As I walked, the thought settled into me with surprising tenderness. Even in a crowd we are not alone. We share the pavement. The weather. The faint smell of food drifting from a stall.
We share the quiet truth that life is happening around us constantly and vibrantly. And we are part of it whether we speak a word or not.
Perhaps that is why strangers draw my attention. They represent the untold. The unfamiliar. The chapters not yet written.
They remind me that the world is not exhausted. There are still stories waiting beyond the bend in the road.
By the time I reached the end of my walk dusk had begun to gather over the rooftops. The city lights flickered alive and scattered gold into the evening air. People hurried past with shopping bags swinging and scarves pulled tight against the cold.
I watched them for a moment and felt that gentle ache again. Not loneliness. Something closer to a longing for connection, however brief.
Perhaps we have crossed paths somewhere. Or perhaps our worlds will never quite collide.
Still, the thought of you. Another unknown face moving through its own landscape. Another story unfolding somewhere beyond my view. That thought carries a quiet comfort.
In the great weave of things we are all wanderers. Drawn toward one another by the simple warmth of being human.
And then another thought rose. Soft but steady.
Perhaps the warmth we feel toward unknown faces is not only for this world.
It may echo something deeper. A quiet recognition that in the long light of eternity many of these unknown faces may one day become familiar.
After all, life does not end with our brief crossings on a winter street. With eternity in view there will be time enough to meet those whose names are written in God’s Book of Life. Time without hurry. Time without loss. Time to see one another as we were meant to be.
Christians have long spoken of the promises of Scripture as carrying both a present glow and a future one. A hope we taste now. A fullness still to come.
Paul wrote of the hidden wisdom of God. Of things no eye has seen and no mind could yet imagine, now made known in Christ. Again and again Scripture points toward a restored creation. A world made whole. A place where sorrow, death, and decay no longer have the final word.

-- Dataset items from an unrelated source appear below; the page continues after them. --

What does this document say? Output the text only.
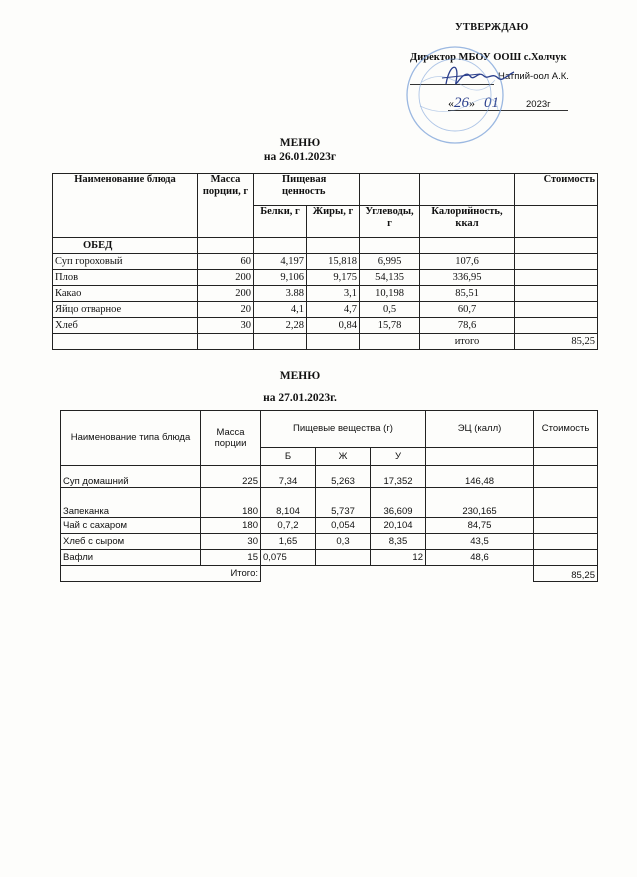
УТВЕРЖДАЮ
Директор МБОУ ООШ с.Холчук
Натпий-оол А.К.
«26» 01	2023г
МЕНЮ
на 26.01.2023г
Наименование блюда	Масса порции, г	Пищевая ценность				Стоимость
		Белки, г	Жиры, г	Углеводы, г	Калорийность, ккал	
ОБЕД						
Суп гороховый	60	4,197	15,818	6,995	107,6	
Плов	200	9,106	9,175	54,135	336,95	
Какао	200	3.88	3,1	10,198	85,51	
Яйцо отварное	20	4,1	4,7	0,5	60,7	
Хлеб	30	2,28	0,84	15,78	78,6	
					итого	85,25
МЕНЮ
на 27.01.2023г.
Наименование типа блюда	Масса порции	Пищевые вещества (г)			ЭЦ (калл)	Стоимость
		Б	Ж	У		
Суп домашний	225	7,34	5,263	17,352	146,48	
Запеканка	180	8,104	5,737	36,609	230,165	
Чай с сахаром	180	0,7,2	0,054	20,104	84,75	
Хлеб с сыром	30	1,65	0,3	8,35	43,5	
Вафли	15	0,075		12	48,6	
Итого:						85,25
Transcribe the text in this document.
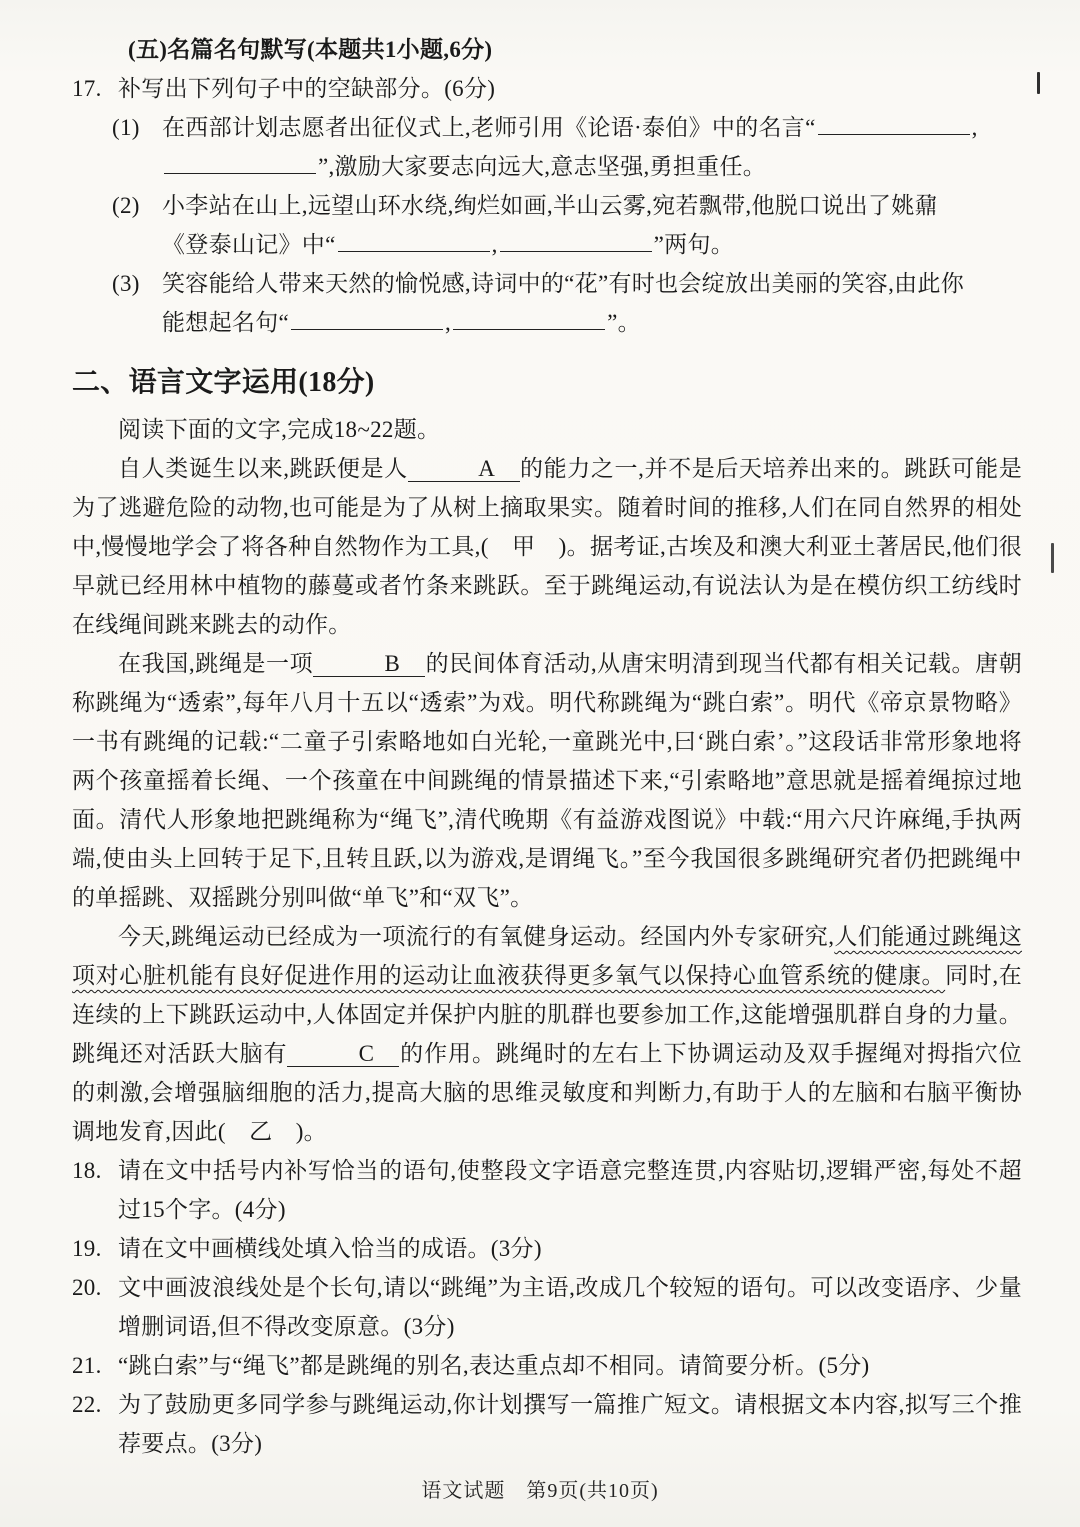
(五)名篇名句默写(本题共1小题,6分)
17. 补写出下列句子中的空缺部分。(6分)
(1) 在西部计划志愿者出征仪式上,老师引用《论语·泰伯》中的名言“	,
”,激励大家要志向远大,意志坚强,勇担重任。
(2) 小李站在山上,远望山环水绕,绚烂如画,半山云雾,宛若飘带,他脱口说出了姚鼐
《登泰山记》中“	,	”两句。
(3) 笑容能给人带来天然的愉悦感,诗词中的“花”有时也会绽放出美丽的笑容,由此你
能想起名句“	,	”。
二、语言文字运用(18分)
阅读下面的文字,完成18~22题。
自人类诞生以来,跳跃便是人	A 的能力之一,并不是后天培养出来的。跳跃可能是为了逃避危险的动物,也可能是为了从树上摘取果实。随着时间的推移,人们在同自然界的相处中,慢慢地学会了将各种自然物作为工具,(　甲　)。据考证,古埃及和澳大利亚土著居民,他们很早就已经用林中植物的藤蔓或者竹条来跳跃。至于跳绳运动,有说法认为是在模仿织工纺线时在线绳间跳来跳去的动作。
在我国,跳绳是一项	B 的民间体育活动,从唐宋明清到现当代都有相关记载。唐朝称跳绳为“透索”,每年八月十五以“透索”为戏。明代称跳绳为“跳白索”。明代《帝京景物略》一书有跳绳的记载:“二童子引索略地如白光轮,一童跳光中,曰‘跳白索’。”这段话非常形象地将两个孩童摇着长绳、一个孩童在中间跳绳的情景描述下来,“引索略地”意思就是摇着绳掠过地面。清代人形象地把跳绳称为“绳飞”,清代晚期《有益游戏图说》中载:“用六尺许麻绳,手执两端,使由头上回转于足下,且转且跃,以为游戏,是谓绳飞。”至今我国很多跳绳研究者仍把跳绳中的单摇跳、双摇跳分别叫做“单飞”和“双飞”。
今天,跳绳运动已经成为一项流行的有氧健身运动。经国内外专家研究,人们能通过跳绳这项对心脏机能有良好促进作用的运动让血液获得更多氧气以保持心血管系统的健康。同时,在连续的上下跳跃运动中,人体固定并保护内脏的肌群也要参加工作,这能增强肌群自身的力量。跳绳还对活跃大脑有	C 的作用。跳绳时的左右上下协调运动及双手握绳对拇指穴位的刺激,会增强脑细胞的活力,提高大脑的思维灵敏度和判断力,有助于人的左脑和右脑平衡协调地发育,因此(　乙　)。
18. 请在文中括号内补写恰当的语句,使整段文字语意完整连贯,内容贴切,逻辑严密,每处不超过15个字。(4分)
19. 请在文中画横线处填入恰当的成语。(3分)
20. 文中画波浪线处是个长句,请以“跳绳”为主语,改成几个较短的语句。可以改变语序、少量增删词语,但不得改变原意。(3分)
21. “跳白索”与“绳飞”都是跳绳的别名,表达重点却不相同。请简要分析。(5分)
22. 为了鼓励更多同学参与跳绳运动,你计划撰写一篇推广短文。请根据文本内容,拟写三个推荐要点。(3分)
语文试题　第9页(共10页)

If that is so, then every stranger I pass may be someone I will one day greet not with curiosity but with recognition.
The woman choosing the jumper.
The man in the wheelchair.
The fellow with six books under his arm.
And countless others whose paths brushed mine for a moment and then were gone.
For now we move through a world filled with lives known only to God. Yet the day is coming when loss will have no place. When separation will end. When the warmth of unknown faces will become the joy of known ones.
Beloved. Redeemed. Gathered together in the same forever.
Most likely we have never met.
At least not yet.
But in the hope set before us there remains a promise. Someday, in the renewed creation God is shaping even now, there will be life enough to meet, to know, and to rejoice together in the great story He has written.
“No eye has seen,
no ear has heard,
no heart has imagined
what God has prepared for those who love Him.”